A weekend tornado, tearing through a mobile home park and killing at least two people. The National Weather Service says it was an EF3 tornado packing winds up to 165 miles per hour. Weather officials say it lasted about four minutes and traveled a little over two miles, but that's all it took to level part of the small community.
Sidonna Jeans was inside a trailer with her nephew when the tornado blew her home off its foundation and sent her neighbor's home tumbling.
"I felt like I was falling or trying to fall off the bed or bouncing," she said. "I looked out, straight out the window, which was busted, and saw my neighbor's trailer rolling over."
That home was packed with at least a dozen people – including children – but everyone inside survived. Two people from the trailer park died.

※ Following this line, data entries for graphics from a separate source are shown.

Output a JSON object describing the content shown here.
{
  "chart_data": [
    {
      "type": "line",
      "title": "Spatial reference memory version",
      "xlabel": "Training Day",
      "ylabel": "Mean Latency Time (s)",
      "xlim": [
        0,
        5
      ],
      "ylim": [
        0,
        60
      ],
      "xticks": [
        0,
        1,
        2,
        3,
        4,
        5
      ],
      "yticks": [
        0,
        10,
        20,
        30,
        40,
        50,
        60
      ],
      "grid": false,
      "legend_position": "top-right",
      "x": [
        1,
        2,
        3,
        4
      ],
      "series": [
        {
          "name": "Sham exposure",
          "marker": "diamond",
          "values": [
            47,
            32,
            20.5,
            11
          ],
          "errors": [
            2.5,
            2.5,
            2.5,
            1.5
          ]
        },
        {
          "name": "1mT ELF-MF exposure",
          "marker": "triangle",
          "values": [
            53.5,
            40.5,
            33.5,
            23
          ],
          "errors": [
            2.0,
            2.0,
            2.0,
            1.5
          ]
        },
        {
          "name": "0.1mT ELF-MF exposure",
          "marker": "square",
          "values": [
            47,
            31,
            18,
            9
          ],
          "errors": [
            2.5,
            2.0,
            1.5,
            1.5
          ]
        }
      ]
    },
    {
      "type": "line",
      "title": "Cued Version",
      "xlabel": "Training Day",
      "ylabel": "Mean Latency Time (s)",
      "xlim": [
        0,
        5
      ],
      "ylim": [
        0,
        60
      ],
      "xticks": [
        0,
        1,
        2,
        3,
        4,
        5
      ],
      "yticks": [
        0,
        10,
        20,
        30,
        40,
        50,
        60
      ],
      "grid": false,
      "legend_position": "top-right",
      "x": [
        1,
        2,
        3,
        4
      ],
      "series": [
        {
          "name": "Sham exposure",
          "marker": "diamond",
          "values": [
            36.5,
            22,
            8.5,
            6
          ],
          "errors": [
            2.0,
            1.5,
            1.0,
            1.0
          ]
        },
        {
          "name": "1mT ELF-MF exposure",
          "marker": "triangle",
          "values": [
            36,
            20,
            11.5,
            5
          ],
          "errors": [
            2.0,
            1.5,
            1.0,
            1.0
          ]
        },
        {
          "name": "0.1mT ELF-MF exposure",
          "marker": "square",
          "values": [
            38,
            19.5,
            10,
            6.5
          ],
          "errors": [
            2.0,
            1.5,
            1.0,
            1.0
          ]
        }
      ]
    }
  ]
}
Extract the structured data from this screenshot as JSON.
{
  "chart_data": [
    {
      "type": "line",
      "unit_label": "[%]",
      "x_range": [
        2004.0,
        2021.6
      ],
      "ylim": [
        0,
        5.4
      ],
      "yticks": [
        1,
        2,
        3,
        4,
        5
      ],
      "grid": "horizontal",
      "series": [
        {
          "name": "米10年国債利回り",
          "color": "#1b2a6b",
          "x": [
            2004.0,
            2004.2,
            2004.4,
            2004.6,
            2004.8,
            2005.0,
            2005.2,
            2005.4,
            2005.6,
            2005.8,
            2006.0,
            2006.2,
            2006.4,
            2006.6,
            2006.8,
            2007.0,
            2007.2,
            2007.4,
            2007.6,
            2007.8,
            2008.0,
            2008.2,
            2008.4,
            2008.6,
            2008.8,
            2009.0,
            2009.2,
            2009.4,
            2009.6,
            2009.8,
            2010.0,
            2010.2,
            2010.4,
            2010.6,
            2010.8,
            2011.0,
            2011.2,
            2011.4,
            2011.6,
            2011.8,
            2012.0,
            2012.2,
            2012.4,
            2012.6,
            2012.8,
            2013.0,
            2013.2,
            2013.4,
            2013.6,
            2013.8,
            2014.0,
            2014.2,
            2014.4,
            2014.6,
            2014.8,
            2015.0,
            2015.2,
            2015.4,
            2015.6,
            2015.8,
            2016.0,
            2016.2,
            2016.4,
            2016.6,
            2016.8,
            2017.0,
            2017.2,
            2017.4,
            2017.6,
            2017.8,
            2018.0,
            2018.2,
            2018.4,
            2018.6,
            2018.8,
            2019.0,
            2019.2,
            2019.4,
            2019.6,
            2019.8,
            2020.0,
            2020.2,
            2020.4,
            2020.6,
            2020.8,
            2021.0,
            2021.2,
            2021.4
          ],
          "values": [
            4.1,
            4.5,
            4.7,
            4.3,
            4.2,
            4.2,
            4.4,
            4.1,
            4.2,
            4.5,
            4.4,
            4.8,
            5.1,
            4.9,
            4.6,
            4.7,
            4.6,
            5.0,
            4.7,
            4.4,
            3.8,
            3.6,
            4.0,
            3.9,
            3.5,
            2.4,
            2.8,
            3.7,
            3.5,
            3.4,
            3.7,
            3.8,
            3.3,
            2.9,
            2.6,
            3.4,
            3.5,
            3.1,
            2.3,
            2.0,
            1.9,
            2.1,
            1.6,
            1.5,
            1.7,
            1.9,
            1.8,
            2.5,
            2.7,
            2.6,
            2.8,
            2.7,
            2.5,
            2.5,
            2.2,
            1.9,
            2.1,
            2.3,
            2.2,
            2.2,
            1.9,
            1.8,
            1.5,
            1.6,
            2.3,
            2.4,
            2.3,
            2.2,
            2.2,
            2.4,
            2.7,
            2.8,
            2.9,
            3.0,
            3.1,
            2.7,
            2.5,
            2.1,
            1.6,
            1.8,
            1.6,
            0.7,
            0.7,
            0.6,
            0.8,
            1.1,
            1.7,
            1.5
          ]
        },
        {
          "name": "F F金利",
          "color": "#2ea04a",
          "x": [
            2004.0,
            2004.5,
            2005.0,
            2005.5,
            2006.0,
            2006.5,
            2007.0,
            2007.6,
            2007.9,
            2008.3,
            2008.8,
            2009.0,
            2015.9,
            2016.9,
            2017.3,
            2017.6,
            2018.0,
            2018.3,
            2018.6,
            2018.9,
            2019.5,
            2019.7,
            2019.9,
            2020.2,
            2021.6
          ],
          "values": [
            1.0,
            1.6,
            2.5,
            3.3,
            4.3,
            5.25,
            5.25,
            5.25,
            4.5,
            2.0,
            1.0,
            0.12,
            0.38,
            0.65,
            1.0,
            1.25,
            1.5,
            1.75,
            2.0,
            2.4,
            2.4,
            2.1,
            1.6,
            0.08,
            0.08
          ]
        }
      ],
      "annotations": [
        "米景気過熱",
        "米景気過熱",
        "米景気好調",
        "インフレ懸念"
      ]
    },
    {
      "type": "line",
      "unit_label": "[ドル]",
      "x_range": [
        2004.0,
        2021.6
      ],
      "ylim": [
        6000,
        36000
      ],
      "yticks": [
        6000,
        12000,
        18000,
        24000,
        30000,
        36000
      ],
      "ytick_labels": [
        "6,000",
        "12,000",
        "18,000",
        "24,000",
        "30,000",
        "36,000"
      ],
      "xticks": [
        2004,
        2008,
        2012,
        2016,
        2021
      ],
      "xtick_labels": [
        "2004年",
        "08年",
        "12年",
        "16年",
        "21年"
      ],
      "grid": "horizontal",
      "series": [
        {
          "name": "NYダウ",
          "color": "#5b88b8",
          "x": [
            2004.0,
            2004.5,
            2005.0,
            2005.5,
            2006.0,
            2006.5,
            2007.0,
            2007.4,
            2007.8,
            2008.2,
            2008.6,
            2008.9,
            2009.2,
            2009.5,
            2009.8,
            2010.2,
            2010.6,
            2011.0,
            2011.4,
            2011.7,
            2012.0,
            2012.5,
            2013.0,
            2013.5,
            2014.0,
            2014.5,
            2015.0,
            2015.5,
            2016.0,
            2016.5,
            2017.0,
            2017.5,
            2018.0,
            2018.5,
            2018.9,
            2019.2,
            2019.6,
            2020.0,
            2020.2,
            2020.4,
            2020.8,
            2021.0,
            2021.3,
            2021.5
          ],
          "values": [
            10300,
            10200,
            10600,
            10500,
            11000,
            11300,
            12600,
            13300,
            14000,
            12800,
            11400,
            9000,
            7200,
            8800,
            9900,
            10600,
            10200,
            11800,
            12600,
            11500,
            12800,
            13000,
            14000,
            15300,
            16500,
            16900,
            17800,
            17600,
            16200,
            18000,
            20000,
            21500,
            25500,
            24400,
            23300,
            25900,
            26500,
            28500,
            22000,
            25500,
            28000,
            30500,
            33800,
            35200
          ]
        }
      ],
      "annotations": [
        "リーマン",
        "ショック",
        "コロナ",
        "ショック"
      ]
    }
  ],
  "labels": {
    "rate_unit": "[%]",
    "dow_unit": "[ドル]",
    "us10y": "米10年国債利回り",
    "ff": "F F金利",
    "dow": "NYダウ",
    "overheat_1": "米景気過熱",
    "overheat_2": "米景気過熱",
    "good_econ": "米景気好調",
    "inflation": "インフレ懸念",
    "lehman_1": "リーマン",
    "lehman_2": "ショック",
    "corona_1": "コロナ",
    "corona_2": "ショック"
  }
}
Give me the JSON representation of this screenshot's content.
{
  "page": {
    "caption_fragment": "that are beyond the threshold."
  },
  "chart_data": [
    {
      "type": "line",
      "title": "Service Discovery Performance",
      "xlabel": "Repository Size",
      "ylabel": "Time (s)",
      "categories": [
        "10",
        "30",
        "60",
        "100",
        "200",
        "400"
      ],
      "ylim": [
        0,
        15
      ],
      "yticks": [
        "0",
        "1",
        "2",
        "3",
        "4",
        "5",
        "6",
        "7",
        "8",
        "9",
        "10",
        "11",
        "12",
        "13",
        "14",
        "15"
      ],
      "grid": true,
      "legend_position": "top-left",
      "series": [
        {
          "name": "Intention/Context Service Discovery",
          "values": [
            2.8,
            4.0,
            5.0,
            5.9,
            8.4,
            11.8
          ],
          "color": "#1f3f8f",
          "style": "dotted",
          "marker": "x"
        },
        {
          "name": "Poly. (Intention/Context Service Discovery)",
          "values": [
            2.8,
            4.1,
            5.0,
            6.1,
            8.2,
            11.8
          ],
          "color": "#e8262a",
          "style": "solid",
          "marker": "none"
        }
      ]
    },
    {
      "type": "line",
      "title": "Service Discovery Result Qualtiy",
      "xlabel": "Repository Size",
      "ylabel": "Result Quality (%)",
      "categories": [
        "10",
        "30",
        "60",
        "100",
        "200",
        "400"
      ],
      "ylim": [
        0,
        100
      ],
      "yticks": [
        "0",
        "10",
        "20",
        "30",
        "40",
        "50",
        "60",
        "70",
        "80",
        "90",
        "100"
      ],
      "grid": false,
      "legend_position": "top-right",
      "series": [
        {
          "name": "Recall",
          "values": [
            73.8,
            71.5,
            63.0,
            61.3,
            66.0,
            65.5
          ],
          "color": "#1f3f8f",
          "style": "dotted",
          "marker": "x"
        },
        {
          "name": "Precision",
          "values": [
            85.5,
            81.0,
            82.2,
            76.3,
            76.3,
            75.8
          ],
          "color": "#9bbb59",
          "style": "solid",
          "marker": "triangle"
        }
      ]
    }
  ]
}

Amazingly, no one died at the nearby American Budget Value Inn, even though a large section of the two-story motel was demolished. At least 29 people were injured – some seriously.
El Reno Mayor Matt White says the city will recover from Mother Nature's one-two punch. Just a week ago, floodwaters damaged part of the town. Now, a tornado. At a press conference, White called it an "all hands on deck" situation and at one point got choked up.
"It's a trying time, excuse me, and we're gonna get through it," he said.
Oklahoma has been beaten down by back-to-back severe storm systems that brought heavy rains, flooding and tornadoes to the region. On Sunday, more than 100 miles away from El Reno near Tulsa, the town of Sapulpa was hit by a twister that tore up homes, businesses and power lines.
"It is pretty emotional because a lot of things could've happened that didn't. I am just thankful to the Lord this morning for being here," one resident said.
Oklahoma Governor Kevin Stitt is set to visit El Reno on Monday. The local VFW is serving as a shelter and the Red Cross is helping people recover. The state is already under an emergency declaration, and more severe weather is expected later this week.
It's not just Oklahoma that's in the cross-hairs. Millions of Americans in the central U.S. are watching for a new round of extreme weather that could bring tornadoes and flash flooding. In just the last 24 hours, 27 tornadoes have been reported and rivers in at least three states are at record levels.
At least 15 deaths have been blamed on the weather since last week.